# human-level control through deep reinforcement learning

## Contents

## Introduction

Reinforcement learning is "the study of how animals and artificial systems can learn to optimize their behaviour in the face of rewards and punishments" <ref>Dayan, Peter and Watkins, Christopher. "Reinforcement Learning." Encyclopedia of Cognitive Science.</ref>. Attempting to teach a dog a new trick is an example of this type of learning in animals, as the dog will (hopefully) learn that when it does the desired trick, it obtains a reward. The process is similar in artificial systems. For a given task, the algorithm for reinforcement learning selects an action that maximizes the expected cumulative future reward at every step in time, given the current state of the process. Then, it will carry out this action, observe the reward, and update the model to incorporate information about the reward generated by the action. The natural connection to neuroscience and animal behaviour makes reinforcement learning an attractive machine learning paradigm.

When creating artificial systems based on machine learning, however, we run into the problem of finding efficient representations from high-dimensional inputs. Furthermore, these representations need to use high-dimensional information from past experiences and generalize to new situations. The human brain is adept at this type of learning, using systems involving dopamine in the neurons with a similar structure to reinforcement learning algorithms <ref> Schultz, W., Dayan, P. & Montague, P. R. A neural substrate of prediction and reward. Science 275, 1593–1599 (1997) </ref>. Unfortunately, previous models have only been able replicate the success of humans on fully-observable, low-dimensional problems, such as backgammon <ref> Tesauro, Gerald. TD-Gammon, a self-teaching backgammon program, achieves master's play. AAAI Techinical Report (1993)</ref>.

In the paper that is summarized below <ref name = "main">Mnih, Volodymyr et. al. "Human-level control through deep reinforcement learning." Nature 518, 529-533 (2015) </ref>, a new structure called a deep Q-network (DQN) is proposed to handle high-dimensional inputs directly. The task that the DQN model is tested on is playing Atari 2600 games, where the only input data are the pixels displayed on the screen and the score of the game. It turns out that the DQN produces state-of-the-art results in this particular task, as we will see.

## Problem Description

The goal of this research is to create a framework that would be able to excel at a variety of challenging learning tasks - a common goal in artificial intelligence.
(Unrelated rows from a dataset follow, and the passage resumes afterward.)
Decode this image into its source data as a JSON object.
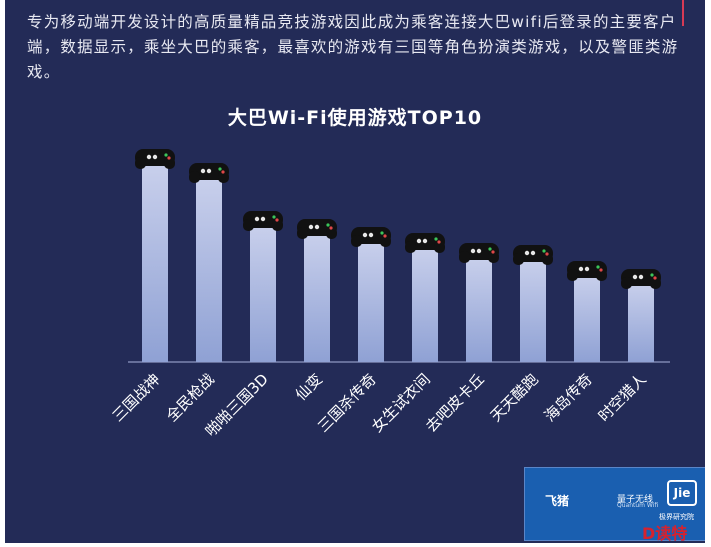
{
  "intro_text": "专为移动端开发设计的高质量精品竞技游戏因此成为乘客连接大巴wifi后登录的主要客户端，数据显示，乘坐大巴的乘客，最喜欢的游戏有三国等角色扮演类游戏，以及警匪类游戏。",
  "chart_data": {
    "type": "bar",
    "title": "大巴Wi-Fi使用游戏TOP10",
    "categories": [
      "三国战神",
      "全民枪战",
      "啪啪三国3D",
      "仙变",
      "三国杀传奇",
      "女生试衣间",
      "去吧皮卡丘",
      "天天酷跑",
      "海岛传奇",
      "时空猎人"
    ],
    "values": [
      100,
      93,
      69,
      65,
      61,
      58,
      53,
      52,
      44,
      40
    ],
    "bar_color_top": "#c9d0ec",
    "bar_color_bottom": "#8fa1d4"
  },
  "logos": {
    "brand1": "飞猪",
    "brand2": "量子无线",
    "brand2_en": "Quantum Wifi",
    "brand3": "Jie",
    "brand3_sub": "极界研究院"
  },
  "watermark": "D读特",
  "colors": {
    "background": "#232b57",
    "icon": "#111111"
  }
}
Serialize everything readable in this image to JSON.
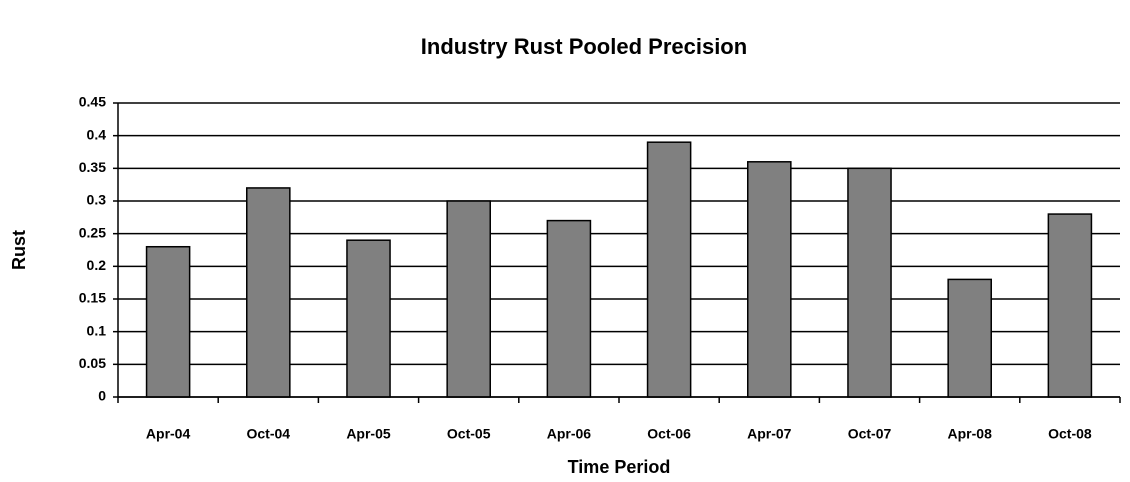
{
  "chart_data": {
    "type": "bar",
    "title": "Industry Rust Pooled Precision",
    "x_label": "Time Period",
    "y_label": "Rust",
    "categories": [
      "Apr-04",
      "Oct-04",
      "Apr-05",
      "Oct-05",
      "Apr-06",
      "Oct-06",
      "Apr-07",
      "Oct-07",
      "Apr-08",
      "Oct-08"
    ],
    "values": [
      0.23,
      0.32,
      0.24,
      0.3,
      0.27,
      0.39,
      0.36,
      0.35,
      0.18,
      0.28
    ],
    "color": "#808080",
    "ylim": [
      0,
      0.45
    ],
    "yticks": [
      0,
      0.05,
      0.1,
      0.15,
      0.2,
      0.25,
      0.3,
      0.35,
      0.4,
      0.45
    ],
    "grid": true
  }
}
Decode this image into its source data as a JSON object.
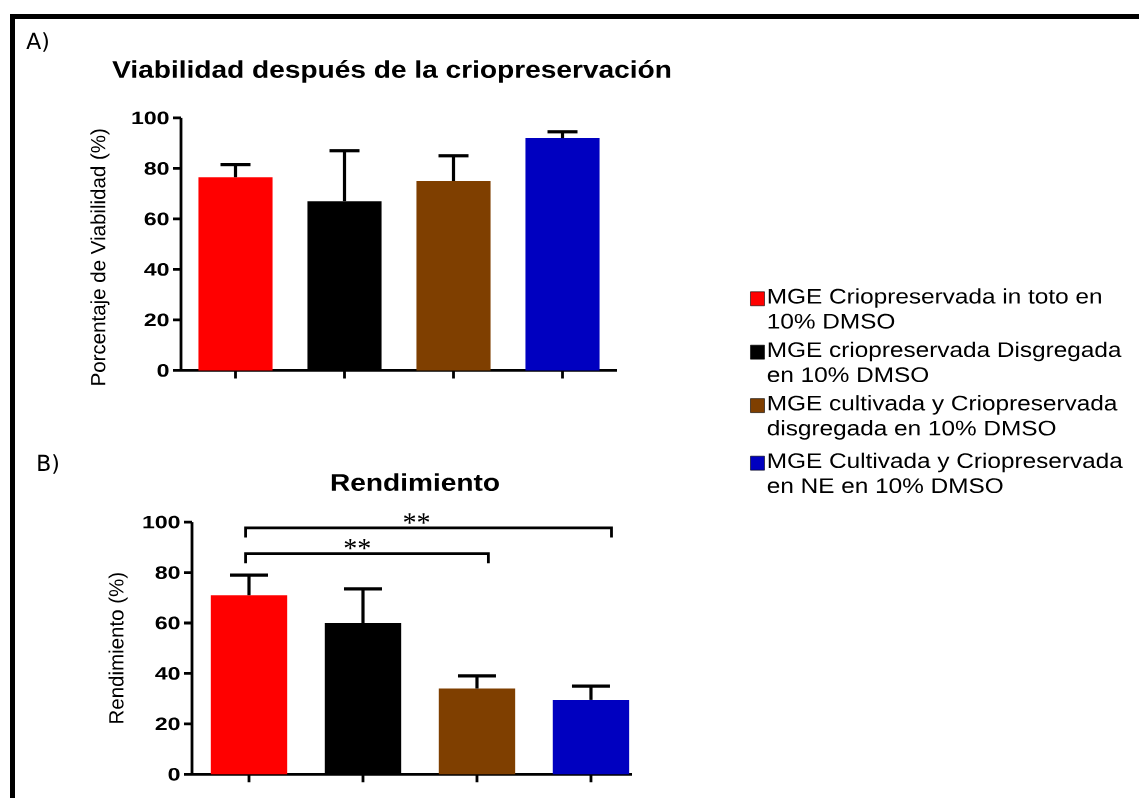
{
  "chart_data": [
    {
      "type": "bar",
      "title": "Viabilidad después de la criopreservación",
      "ylabel": "Porcentaje de Viabilidad (%)",
      "annotations": [
        "A)"
      ],
      "categories": [
        null,
        null,
        null,
        null
      ],
      "series": [
        {
          "name": "MGE Criopreservada in toto en 10% DMSO",
          "color": "#ff0000",
          "values": [
            76.5,
            null,
            null,
            null
          ],
          "errors": [
            [
              76.5,
              81.5
            ],
            null,
            null,
            null
          ]
        },
        {
          "name": "MGE criopreservada Disgregada en 10% DMSO",
          "color": "#000000",
          "values": [
            null,
            67,
            null,
            null
          ],
          "errors": [
            null,
            [
              67,
              87
            ],
            null,
            null
          ]
        },
        {
          "name": "MGE cultivada y Criopreservada disgregada en 10% DMSO",
          "color": "#7f3f00",
          "values": [
            null,
            null,
            75,
            null
          ],
          "errors": [
            null,
            null,
            [
              75,
              85
            ],
            null
          ]
        },
        {
          "name": "MGE Cultivada y Criopreservada en NE en 10% DMSO",
          "color": "#0000c0",
          "values": [
            null,
            null,
            null,
            92
          ],
          "errors": [
            null,
            null,
            null,
            [
              92,
              94.5
            ]
          ]
        }
      ],
      "ylim": [
        0,
        100
      ],
      "yticks": [
        0,
        20,
        40,
        60,
        80,
        100
      ],
      "tick_labels": "y",
      "legend": "right"
    },
    {
      "type": "bar",
      "title": "Rendimiento",
      "ylabel": "Rendimiento (%)",
      "annotations": [
        "B)",
        "**",
        "**"
      ],
      "categories": [
        null,
        null,
        null,
        null
      ],
      "series": [
        {
          "color": "#ff0000",
          "values": [
            71,
            null,
            null,
            null
          ],
          "errors": [
            [
              71,
              79
            ],
            null,
            null,
            null
          ]
        },
        {
          "color": "#000000",
          "values": [
            null,
            60,
            null,
            null
          ],
          "errors": [
            null,
            [
              60,
              73.5
            ],
            null,
            null
          ]
        },
        {
          "color": "#7f3f00",
          "values": [
            null,
            null,
            34,
            null
          ],
          "errors": [
            null,
            null,
            [
              34,
              39
            ],
            null
          ]
        },
        {
          "color": "#0000c0",
          "values": [
            null,
            null,
            null,
            29.5
          ],
          "errors": [
            null,
            null,
            null,
            [
              29.5,
              35
            ]
          ]
        }
      ],
      "ylim": [
        0,
        100
      ],
      "yticks": [
        0,
        20,
        40,
        60,
        80,
        100
      ],
      "tick_labels": "y"
    }
  ]
}
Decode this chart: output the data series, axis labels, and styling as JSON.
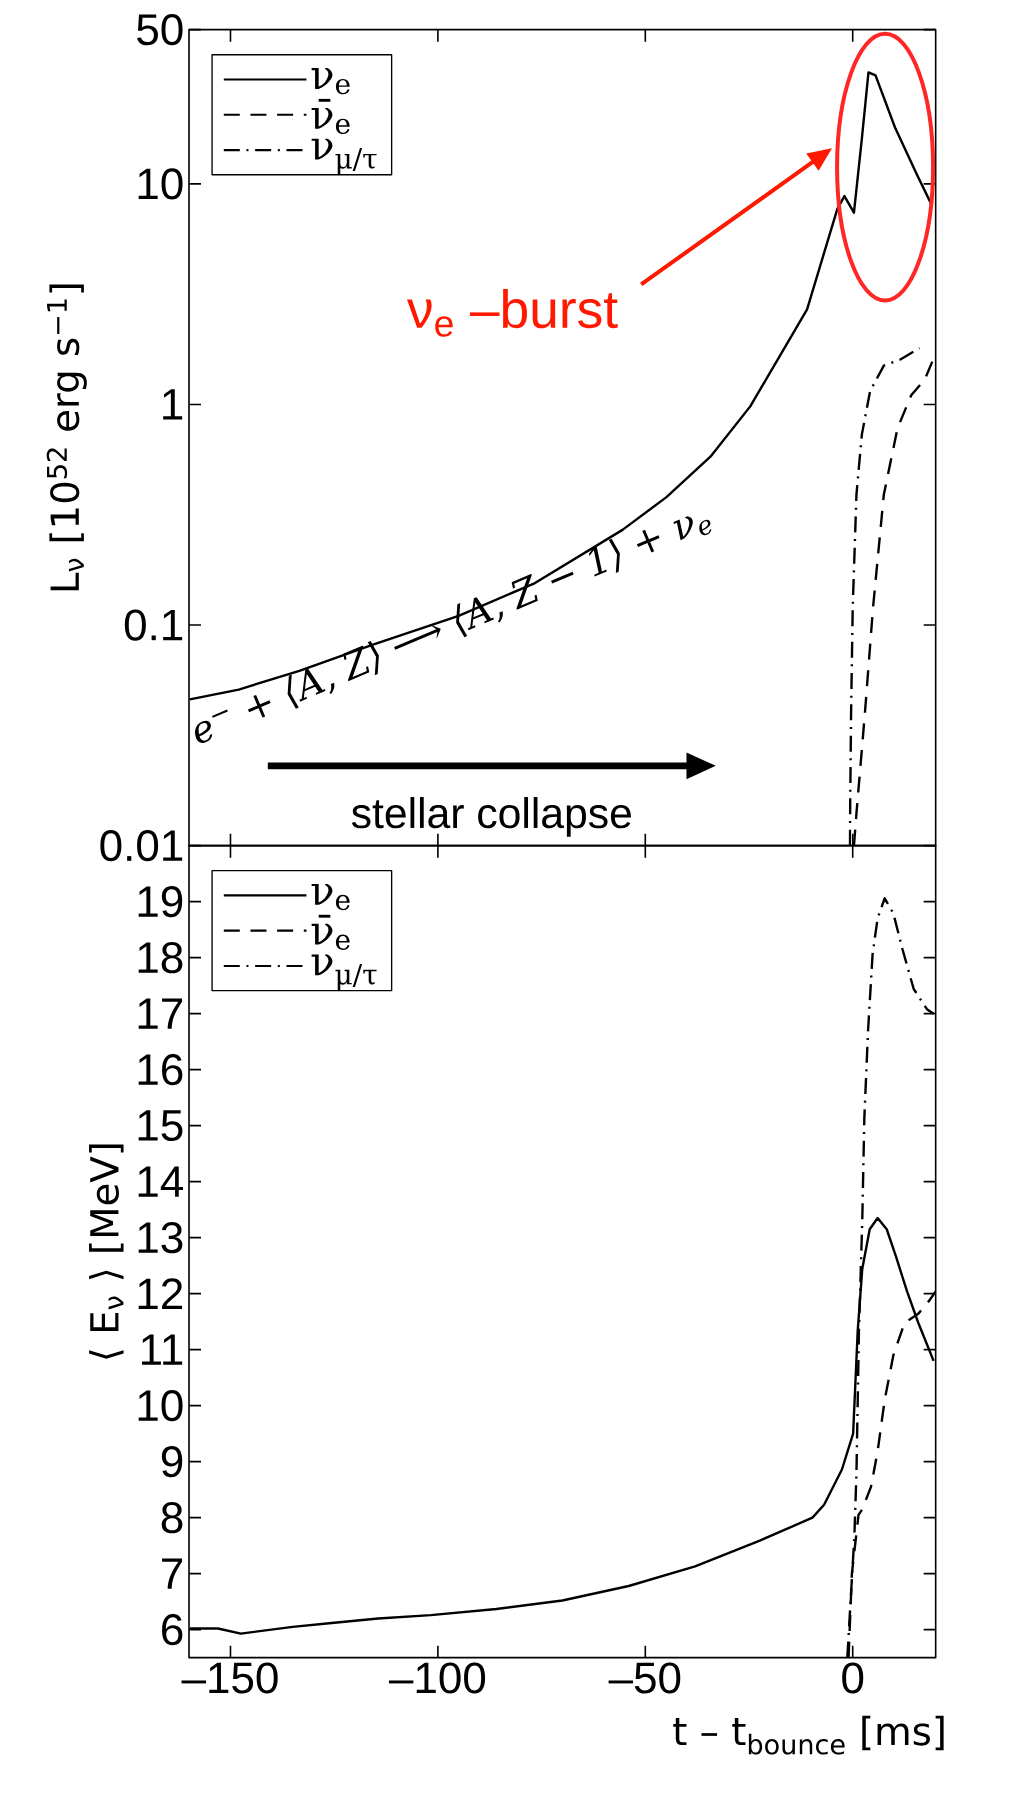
{
  "chart_data": [
    {
      "type": "line",
      "ylabel": "L$_{ν}$ [10$^{52}$ erg s$^{−1}$]",
      "annotations": [
        "ν$_{e}$ –burst",
        "e$^{−}$ + ⟨A, Z⟩ ⟶ ⟨A, Z − 1⟩ + ν$_{e}$",
        "stellar collapse"
      ],
      "log": "y",
      "xlim": [
        -160,
        20
      ],
      "xticks": [
        -150,
        -100,
        -50,
        0
      ],
      "ylim": [
        0.01,
        50
      ],
      "yticks": [
        0.01,
        0.1,
        1,
        10,
        50
      ],
      "tick_labels": "y",
      "legend": "top left",
      "marker": "none",
      "series": [
        {
          "name": "ν$_{e}$",
          "color": "#000000",
          "line_style": "solid",
          "x": [
            -159.8,
            -148,
            -133.4,
            -116,
            -95,
            -76.6,
            -55.5,
            -44.9,
            -34.3,
            -24.7,
            -11,
            -3.7,
            -2,
            0.3,
            2.2,
            3.8,
            5.5,
            10.2,
            15.5,
            18.8
          ],
          "values": [
            0.046,
            0.051,
            0.062,
            0.081,
            0.11,
            0.155,
            0.27,
            0.38,
            0.58,
            0.98,
            2.7,
            7.7,
            8.8,
            7.4,
            16,
            32,
            31,
            18,
            11,
            8.2
          ]
        },
        {
          "name": "ν̄$_{e}$",
          "color": "#000000",
          "line_style": "dashed",
          "x": [
            0.3,
            0.9,
            2.9,
            4.9,
            7.5,
            10.8,
            14.1,
            17.4,
            19.4
          ],
          "values": [
            0.01,
            0.014,
            0.039,
            0.12,
            0.39,
            0.78,
            1.1,
            1.3,
            1.6
          ]
        },
        {
          "name": "ν$_{μ/τ}$",
          "color": "#000000",
          "line_style": "dashdot",
          "x": [
            -0.7,
            -0.4,
            0,
            0.9,
            2.2,
            4.2,
            7.5,
            11.5,
            16.1
          ],
          "values": [
            0.01,
            0.039,
            0.12,
            0.39,
            0.73,
            1.15,
            1.5,
            1.6,
            1.8
          ]
        }
      ]
    },
    {
      "type": "line",
      "ylabel": "⟨ E$_{ν}$ ⟩ [MeV]",
      "xlabel": "t – t$_{bounce}$ [ms]",
      "xlim": [
        -160,
        20
      ],
      "xticks": [
        {
          "value": -150,
          "label": "–150"
        },
        {
          "value": -100,
          "label": "–100"
        },
        {
          "value": -50,
          "label": "–50"
        },
        0
      ],
      "ylim": [
        5.5,
        20
      ],
      "yticks": [
        6,
        7,
        8,
        9,
        10,
        11,
        12,
        13,
        14,
        15,
        16,
        17,
        18,
        19
      ],
      "legend": "top left",
      "marker": "none",
      "series": [
        {
          "name": "ν$_{e}$",
          "color": "#000000",
          "line_style": "solid",
          "x": [
            -159.8,
            -153,
            -147.5,
            -135,
            -125.6,
            -114.4,
            -101.7,
            -85.9,
            -70,
            -54,
            -38,
            -22.4,
            -9.7,
            -6.9,
            -2.6,
            0.1,
            1.2,
            2.3,
            4.1,
            6,
            8.2,
            10.4,
            13.1,
            15.8,
            19.5
          ],
          "values": [
            6.02,
            6.02,
            5.93,
            6.05,
            6.12,
            6.2,
            6.26,
            6.37,
            6.52,
            6.78,
            7.13,
            7.59,
            8,
            8.23,
            8.86,
            9.5,
            11.33,
            12.44,
            13.15,
            13.35,
            13.15,
            12.67,
            12.04,
            11.48,
            10.8
          ]
        },
        {
          "name": "ν̄$_{e}$",
          "color": "#000000",
          "line_style": "dashed",
          "x": [
            -1,
            -0.2,
            1.4,
            2.3,
            4.4,
            6,
            7.7,
            9.8,
            12.5,
            15.8,
            18.5,
            20
          ],
          "values": [
            5.5,
            7,
            8.05,
            8.15,
            8.55,
            9.18,
            10.1,
            10.9,
            11.48,
            11.64,
            11.88,
            12.04
          ]
        },
        {
          "name": "ν$_{μ/τ}$",
          "color": "#000000",
          "line_style": "dashdot",
          "x": [
            -1.3,
            0.4,
            0.9,
            1.5,
            2.3,
            2.8,
            3.7,
            4.8,
            6,
            7.7,
            9.8,
            12,
            14.7,
            17.9,
            19.5
          ],
          "values": [
            5.5,
            7.67,
            8.79,
            11.33,
            13.3,
            15.13,
            16.7,
            18.07,
            18.7,
            19.06,
            18.79,
            18.15,
            17.44,
            17.08,
            17
          ]
        }
      ]
    }
  ]
}
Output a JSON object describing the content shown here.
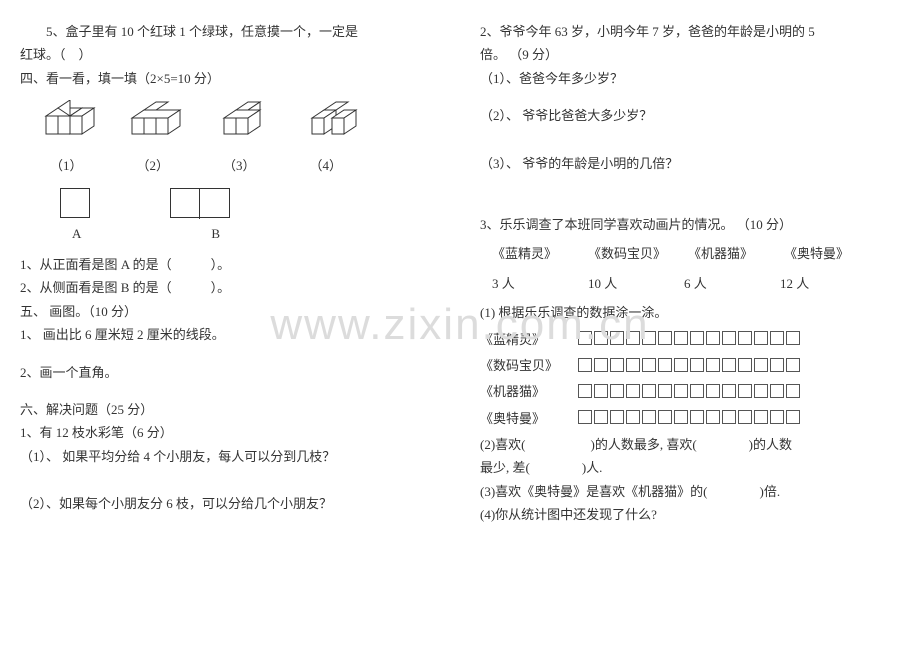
{
  "colors": {
    "text": "#333333",
    "bg": "#ffffff",
    "line": "#333333",
    "watermark": "#dcdcdc"
  },
  "fonts": {
    "body_pt": 13,
    "watermark_pt": 44
  },
  "watermark": "www.zixin.com.cn",
  "left": {
    "q5": "5、盒子里有 10 个红球 1 个绿球，任意摸一个，一定是",
    "q5b": "红球。（　）",
    "sec4": "四、看一看，填一填（2×5=10 分）",
    "cube_labels": [
      "（1）",
      "（2）",
      "（3）",
      "（4）"
    ],
    "ab": [
      "A",
      "B"
    ],
    "l1": "1、从正面看是图 A 的是（　　　）。",
    "l2": "2、从侧面看是图 B 的是（　　　）。",
    "sec5": "五、 画图。（10 分）",
    "d1": "1、 画出比 6 厘米短 2 厘米的线段。",
    "d2": "2、画一个直角。",
    "sec6": "六、解决问题（25 分）",
    "p1": "1、有 12 枝水彩笔（6 分）",
    "p1a": "（1）、 如果平均分给 4 个小朋友，每人可以分到几枝？",
    "p1b": "（2）、如果每个小朋友分 6 枝，可以分给几个小朋友？"
  },
  "right": {
    "q2a": "2、爷爷今年 63 岁，小明今年 7 岁，爸爸的年龄是小明的 5",
    "q2b": "倍。 （9 分）",
    "q2_1": "（1）、爸爸今年多少岁？",
    "q2_2": "（2）、 爷爷比爸爸大多少岁？",
    "q2_3": "（3）、 爷爷的年龄是小明的几倍？",
    "q3": "3、乐乐调查了本班同学喜欢动画片的情况。 （10 分）",
    "titles": [
      "《蓝精灵》",
      "《数码宝贝》",
      "《机器猫》",
      "《奥特曼》"
    ],
    "counts": [
      "3 人",
      "10 人",
      "6 人",
      "12 人"
    ],
    "s1": "(1) 根据乐乐调查的数据涂一涂。",
    "rows": [
      {
        "label": "《蓝精灵》",
        "n": 14
      },
      {
        "label": "《数码宝贝》",
        "n": 14
      },
      {
        "label": "《机器猫》",
        "n": 14
      },
      {
        "label": "《奥特曼》",
        "n": 14
      }
    ],
    "s2a": "(2)喜欢(　　　　　)的人数最多, 喜欢(　　　　)的人数",
    "s2b": "最少, 差(　　　　)人.",
    "s3": "(3)喜欢《奥特曼》是喜欢《机器猫》的(　　　　)倍.",
    "s4": "(4)你从统计图中还发现了什么?"
  }
}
To that end, the DQN network is proposed, which combines reinforcement learning with deep neural networks <ref name = "main"></ref>. In particular, a deep convolutional network will be used to approximate the so-called optimal action-value function

- [math]Q^*\left(s,a\right) = \max_\pi \mathop{\mathbb{E}}\left[r_t + \gamma r_{t+1} + \gamma^2 r_{t+2} + \ldots | s_t=s, a_t=a, \pi\right][/math]

which is the maximum cumulative sum of rewards [math]r_t\,[/math] discounted by [math]\,\gamma[/math] at each timestep [math]t\,[/math]. Here, [math]\,\gamma \in [0,1] [/math] denotes the discout factor that wighs the importance of more distant rewards. Setting [math]\,\gamma[/math] to zero results in a single-step RL problem in which only current reward is important. Setting [math]\,\gamma[/math] to one results in a system in which cumulative reward needs to be optimized. .This sum can be achieved from a policy [math]\pi = P\left(a|s\right)[/math] after making an observation [math]\,s[/math] and taking an action [math]\,a[/math] <ref name = "main"></ref>.

During learning, we apply Q-learning updates, on samples (or minibatches) of experience [math](s,a,r,s')\sim U(D)[/math], drawn uniformly at random from the pool of stored samples. The Q-learning update at iteration *I* uses the following loss function:

[math] L_i(\theta_i) = \mathbb E_{(s,a,r,s')\sim U(D)}[(r+\gamma \max_{a'} Q(s',a';\theta_i^-)-Q(s,a;\theta_i))^2] [/math]

### Instability of Neural Networks as Function Estimate

Unfortunately, current methods which use deep networks to estimate [math]Q\,[/math]suffer from instability or divergence for the following reasons:

- Correlation within sequence of observations
- Small updates to [math]Q\,[/math]can significantly change the policy, and thus the data distribution
- The action values [math]Q\,[/math]are correlated with the target values [math]\,y = r_t + \gamma \max_{a'}Q(s', a')[/math]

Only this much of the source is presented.